The people you are talking too may be of the view that leveraging GPU compute is difficult, but it's clearly not that difficult if engines and middleware have leveraged it already. Nor is it technology being introduced with the nextgen consoles. There will be developers who have a lot of experience with compute.
 
GPU compute may not appear to be very straight forward but with everything we know about PS4's development its fair to say they likely thought this through. Cerny has spoken publicly about the approach towards the design and the collaboration between hardware and software engineers so saying PS4 is unbalanced maybe akin to saying modern CPUs use longer pipelines. In other words perhaps context and understanding mechanically how data and compute are intended to operate is paramount to decoding the platform.

Its also important to note that Sony has some very talented developers who were able to get incredible results out of PS3 and with the simpler design and efficiency's of the new platform they will probably focus much of their attention directly on this issue.

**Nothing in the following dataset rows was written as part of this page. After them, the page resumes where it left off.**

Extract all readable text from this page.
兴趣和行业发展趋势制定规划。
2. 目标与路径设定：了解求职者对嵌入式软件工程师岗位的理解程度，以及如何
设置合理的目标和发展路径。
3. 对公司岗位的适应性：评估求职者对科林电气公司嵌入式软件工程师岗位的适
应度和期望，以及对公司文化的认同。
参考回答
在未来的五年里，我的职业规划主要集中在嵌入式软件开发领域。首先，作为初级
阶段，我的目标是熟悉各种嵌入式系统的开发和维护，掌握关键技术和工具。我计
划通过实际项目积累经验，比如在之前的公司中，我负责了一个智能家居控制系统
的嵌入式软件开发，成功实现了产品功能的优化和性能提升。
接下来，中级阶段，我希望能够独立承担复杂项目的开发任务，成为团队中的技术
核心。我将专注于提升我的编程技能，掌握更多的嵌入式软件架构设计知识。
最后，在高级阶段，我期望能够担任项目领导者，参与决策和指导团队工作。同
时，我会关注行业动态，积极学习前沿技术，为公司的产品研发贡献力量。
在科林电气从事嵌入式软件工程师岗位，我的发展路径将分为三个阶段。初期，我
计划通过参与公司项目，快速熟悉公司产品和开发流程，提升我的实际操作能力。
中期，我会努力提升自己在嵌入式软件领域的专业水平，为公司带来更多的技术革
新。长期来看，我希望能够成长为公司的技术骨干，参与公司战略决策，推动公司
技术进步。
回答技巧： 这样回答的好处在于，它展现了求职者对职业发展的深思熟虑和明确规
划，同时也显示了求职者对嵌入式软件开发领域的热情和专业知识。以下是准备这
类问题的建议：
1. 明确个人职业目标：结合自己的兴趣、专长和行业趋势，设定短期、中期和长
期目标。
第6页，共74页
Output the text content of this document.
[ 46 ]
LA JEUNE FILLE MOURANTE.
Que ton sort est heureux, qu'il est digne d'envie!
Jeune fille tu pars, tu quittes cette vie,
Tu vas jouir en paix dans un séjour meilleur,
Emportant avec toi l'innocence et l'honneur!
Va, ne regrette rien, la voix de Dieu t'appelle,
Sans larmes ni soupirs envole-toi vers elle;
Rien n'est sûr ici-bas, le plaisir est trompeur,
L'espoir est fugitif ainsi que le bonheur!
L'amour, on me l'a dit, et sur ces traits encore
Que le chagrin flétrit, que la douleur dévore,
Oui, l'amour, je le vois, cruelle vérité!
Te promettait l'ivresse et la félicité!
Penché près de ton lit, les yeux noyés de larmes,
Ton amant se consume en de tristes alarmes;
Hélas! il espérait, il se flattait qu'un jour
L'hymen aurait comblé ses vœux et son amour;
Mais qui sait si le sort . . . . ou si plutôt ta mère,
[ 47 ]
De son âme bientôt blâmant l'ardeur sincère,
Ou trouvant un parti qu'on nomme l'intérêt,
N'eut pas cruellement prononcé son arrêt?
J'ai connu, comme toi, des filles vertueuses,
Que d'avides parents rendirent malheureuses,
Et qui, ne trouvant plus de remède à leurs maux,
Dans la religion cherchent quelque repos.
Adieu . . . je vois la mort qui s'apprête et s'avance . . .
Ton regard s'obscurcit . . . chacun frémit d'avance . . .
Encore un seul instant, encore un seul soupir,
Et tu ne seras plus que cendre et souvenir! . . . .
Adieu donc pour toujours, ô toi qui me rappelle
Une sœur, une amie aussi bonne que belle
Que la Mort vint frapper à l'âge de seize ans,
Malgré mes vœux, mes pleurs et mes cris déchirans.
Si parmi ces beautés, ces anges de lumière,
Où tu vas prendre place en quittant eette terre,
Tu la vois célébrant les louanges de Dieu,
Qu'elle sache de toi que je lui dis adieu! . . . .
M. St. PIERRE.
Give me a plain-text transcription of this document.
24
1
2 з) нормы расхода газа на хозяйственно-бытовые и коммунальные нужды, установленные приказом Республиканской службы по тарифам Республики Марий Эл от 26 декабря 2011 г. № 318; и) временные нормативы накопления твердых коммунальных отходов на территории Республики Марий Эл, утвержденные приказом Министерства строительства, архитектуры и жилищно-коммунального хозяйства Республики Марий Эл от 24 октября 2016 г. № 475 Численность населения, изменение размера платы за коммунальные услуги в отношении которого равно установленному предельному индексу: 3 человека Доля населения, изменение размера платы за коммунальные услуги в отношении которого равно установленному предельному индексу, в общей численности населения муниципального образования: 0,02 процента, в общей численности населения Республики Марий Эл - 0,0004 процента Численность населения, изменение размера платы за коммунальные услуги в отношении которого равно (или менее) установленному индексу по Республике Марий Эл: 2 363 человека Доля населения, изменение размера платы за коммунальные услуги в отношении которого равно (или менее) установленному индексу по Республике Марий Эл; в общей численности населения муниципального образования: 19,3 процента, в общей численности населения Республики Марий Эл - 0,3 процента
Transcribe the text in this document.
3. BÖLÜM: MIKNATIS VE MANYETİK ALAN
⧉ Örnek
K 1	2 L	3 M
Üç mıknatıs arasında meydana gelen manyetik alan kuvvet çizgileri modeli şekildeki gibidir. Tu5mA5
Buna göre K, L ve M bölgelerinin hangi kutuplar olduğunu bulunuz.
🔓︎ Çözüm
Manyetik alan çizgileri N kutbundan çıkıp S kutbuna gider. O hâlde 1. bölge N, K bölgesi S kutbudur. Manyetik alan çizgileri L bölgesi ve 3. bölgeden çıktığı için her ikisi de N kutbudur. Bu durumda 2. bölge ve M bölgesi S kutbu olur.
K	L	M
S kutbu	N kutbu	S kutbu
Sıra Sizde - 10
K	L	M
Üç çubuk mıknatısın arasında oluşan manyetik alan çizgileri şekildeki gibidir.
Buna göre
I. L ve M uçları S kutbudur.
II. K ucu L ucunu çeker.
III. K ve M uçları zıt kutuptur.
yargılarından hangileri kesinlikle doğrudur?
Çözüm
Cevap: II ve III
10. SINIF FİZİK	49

Perhaps we'll see some interesting tools coming out of the ICE team which ironically benefit PS4, XB1 and PC. :LOL:
 
Right, and I believe you're talking to developers of which there will be thousands, probably tens of thousands, of individuals who know the details of the SDK and PS4's memory allocation, but what I don't believe is the experiences of PS4 developers - all PS4 developers - are known to other PS4 developers.

So devs don't talk to each other?

And I never said the experiences of all PS4 developers are known to other PS4 developers.
Just that the general sentiment is that compute is hard to do.